We join the nation in mourning the loss of Justice Ruth Bader Ginsburg.
She fought throughout her long career for fairness – for women, for LGBTQ individuals, for people of color, in short, for all those who needed her voice to provide them a fair chance at the freedoms we proclaim as our nation’s commitment.
Now it is time for us to lift our voices. Justice Ginsburg dictated her last wish to her granddaughter: “My most fervent wish is that I will not be replaced until a new president is installed.”
She tried to fulfill that wish by holding onto life with the grit and determination that she brought to every other obstacle life put in her way. The determination to rise to the top of law school classes not yet welcoming of women and the grit to persuade a male-dominated judiciary of the inalienable right of women to equal treatment under the law.
Her resolve never seemed to waver. Not in moments of personal grief, like the loss of her beloved husband, nor when speaking truth to power from her position on the Supreme Court. Often, she was able to harness her tenacity and legal brilliance to bring members of the Court to fair and just rulings and, when she couldn’t do that, she penned dissents that will provide us with a vision for many years of where the law should be. This time, her grit didn’t quite get her where she wanted to be. It’s our job now to see her last wish fulfilled.
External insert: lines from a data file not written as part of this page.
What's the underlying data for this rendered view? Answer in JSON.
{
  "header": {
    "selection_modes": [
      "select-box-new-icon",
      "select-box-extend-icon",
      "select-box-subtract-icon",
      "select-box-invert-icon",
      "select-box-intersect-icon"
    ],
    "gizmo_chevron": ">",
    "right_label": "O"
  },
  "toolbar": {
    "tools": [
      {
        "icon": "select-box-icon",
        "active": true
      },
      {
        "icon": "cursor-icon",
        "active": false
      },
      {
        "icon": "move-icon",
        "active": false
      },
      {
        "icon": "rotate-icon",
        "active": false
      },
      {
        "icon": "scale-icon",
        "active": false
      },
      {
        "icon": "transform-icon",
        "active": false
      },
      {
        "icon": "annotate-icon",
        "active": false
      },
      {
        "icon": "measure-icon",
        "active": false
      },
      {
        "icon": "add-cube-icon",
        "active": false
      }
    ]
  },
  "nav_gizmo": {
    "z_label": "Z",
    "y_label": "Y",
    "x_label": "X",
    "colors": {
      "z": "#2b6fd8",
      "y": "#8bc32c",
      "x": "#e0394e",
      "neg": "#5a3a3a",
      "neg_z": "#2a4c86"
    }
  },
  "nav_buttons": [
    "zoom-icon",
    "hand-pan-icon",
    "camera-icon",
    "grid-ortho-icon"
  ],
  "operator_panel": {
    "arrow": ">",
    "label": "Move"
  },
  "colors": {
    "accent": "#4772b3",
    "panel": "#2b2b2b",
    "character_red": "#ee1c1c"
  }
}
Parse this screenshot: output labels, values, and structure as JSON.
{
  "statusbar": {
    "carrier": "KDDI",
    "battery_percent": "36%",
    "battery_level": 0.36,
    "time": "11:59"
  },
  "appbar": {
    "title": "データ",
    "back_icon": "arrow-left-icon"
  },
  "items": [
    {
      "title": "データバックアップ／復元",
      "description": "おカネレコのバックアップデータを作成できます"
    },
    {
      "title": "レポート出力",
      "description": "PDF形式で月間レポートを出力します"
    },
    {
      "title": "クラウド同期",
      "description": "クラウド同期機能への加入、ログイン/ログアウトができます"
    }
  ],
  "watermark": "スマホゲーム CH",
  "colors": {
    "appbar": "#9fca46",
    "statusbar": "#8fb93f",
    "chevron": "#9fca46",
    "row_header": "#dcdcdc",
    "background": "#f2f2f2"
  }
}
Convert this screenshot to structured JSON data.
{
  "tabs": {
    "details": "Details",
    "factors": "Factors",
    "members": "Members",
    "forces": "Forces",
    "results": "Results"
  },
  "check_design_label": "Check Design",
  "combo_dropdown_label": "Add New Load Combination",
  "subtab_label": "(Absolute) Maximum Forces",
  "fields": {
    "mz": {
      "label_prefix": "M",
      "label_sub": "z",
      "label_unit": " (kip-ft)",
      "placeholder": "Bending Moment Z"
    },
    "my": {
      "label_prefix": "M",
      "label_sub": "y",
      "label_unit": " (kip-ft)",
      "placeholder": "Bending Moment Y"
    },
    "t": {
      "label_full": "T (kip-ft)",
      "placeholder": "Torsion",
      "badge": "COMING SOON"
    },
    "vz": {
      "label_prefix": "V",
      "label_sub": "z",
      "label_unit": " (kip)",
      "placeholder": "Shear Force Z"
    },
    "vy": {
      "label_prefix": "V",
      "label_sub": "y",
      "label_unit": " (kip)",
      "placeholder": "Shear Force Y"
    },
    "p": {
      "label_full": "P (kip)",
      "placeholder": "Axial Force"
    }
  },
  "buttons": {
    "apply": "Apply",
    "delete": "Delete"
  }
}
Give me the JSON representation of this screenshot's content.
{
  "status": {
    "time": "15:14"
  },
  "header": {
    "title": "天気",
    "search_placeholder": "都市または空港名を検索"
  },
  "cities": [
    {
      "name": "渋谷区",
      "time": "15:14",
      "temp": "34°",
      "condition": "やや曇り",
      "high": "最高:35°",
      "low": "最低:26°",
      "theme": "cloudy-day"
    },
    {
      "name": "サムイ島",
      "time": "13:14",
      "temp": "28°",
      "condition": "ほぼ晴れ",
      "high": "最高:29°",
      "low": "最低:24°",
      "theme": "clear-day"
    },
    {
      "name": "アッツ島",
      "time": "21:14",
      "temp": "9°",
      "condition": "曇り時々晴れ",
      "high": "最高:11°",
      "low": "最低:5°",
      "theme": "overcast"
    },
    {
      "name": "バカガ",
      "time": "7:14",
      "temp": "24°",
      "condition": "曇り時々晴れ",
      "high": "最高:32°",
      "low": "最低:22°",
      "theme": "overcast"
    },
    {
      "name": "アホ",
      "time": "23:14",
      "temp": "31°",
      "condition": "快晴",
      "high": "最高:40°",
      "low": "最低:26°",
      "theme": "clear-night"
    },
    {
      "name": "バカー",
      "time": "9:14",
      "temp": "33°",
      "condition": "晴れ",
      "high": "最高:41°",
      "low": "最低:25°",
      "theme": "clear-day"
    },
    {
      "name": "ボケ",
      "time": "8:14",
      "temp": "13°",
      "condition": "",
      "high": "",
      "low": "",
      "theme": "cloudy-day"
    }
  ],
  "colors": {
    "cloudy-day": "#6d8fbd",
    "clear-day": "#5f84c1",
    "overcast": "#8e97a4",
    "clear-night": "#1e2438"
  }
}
The Supreme Court currently has in its hands the fate of the Affordable Care Act, including Medicaid Expansion, which has made health insurance available to millions of individuals and families for the first time. And many more significant health care cases are close behind, including whether women have a right to the full range of reproductive health care and whether the law that guarantees health care to Medicaid enrollees can be enforced in court. The stakes are too high!
The voice of the people who will be most impacted by those decisions should be heard in November before Justice Ginsburg is replaced. Let’s lift our voices to make sure that all of those voices can be heard.